What Redemptive Social Action Looks Like

Kandi Robinson and Ezekiel Johnson accompanied by Dr. Deborah Henson-Governor, Assistant Professor for the School of Religion, attended the inaugural Embrace Conference held on the campus of Asbury University in Wilmore, Kentucky.  Faith and social justice were the topics of discussion. What does our faith look like when we subtract the cultural values and systems we’ve been raised in? That’s the question Asbury University’s Embrace Conference had students and guests from across the country pondering during the two-day event. 

The conference provided a series of sessions and events that allowed conference attendees to analyze what redemptive social action looks like in the context of Christian faith. The conference featured keynote speaker Christina Edmondson, who serves as the Dean of Intercultural Student Development at Calvin College and co-hosted the Truth’s Table Podcast. The conference featured keynote speaker Christina Edmondson, who serves as the Dean of Intercultural Student Development at Calvin College and co-hosted the Truth’s Table Podcast. Edmondson’s podcast co-hosted Michelle Higgins and Ekemini Uwan via live recording in the University Student Center. During the podcast, Edmonson spoke in depth about the cost of creating false theologies that are convenient to the current political climate or that make a majority group comfortable to the detriment of minority groups.

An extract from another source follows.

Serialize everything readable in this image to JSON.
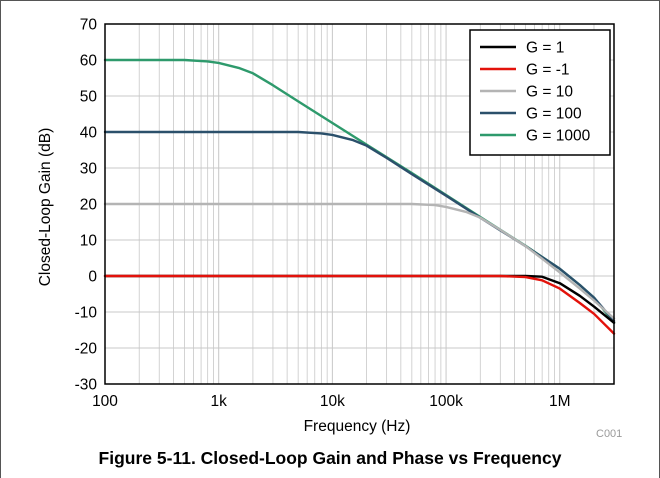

Several of the breakout sessions touched on areas such as, “Double Life”- The Experience of Being “Too American” or “Too Hispanic” for Second Generation Hispanics, “Wakanda”- The African Experience in America, “Cultural Appreciation vs. Appropriation”-Learning to Value Other Cultures Without Disrespecting or Exploiting Cultural Elements, and “Are We Getting It Right?”- The Process of Biblical Redemptive Social Action.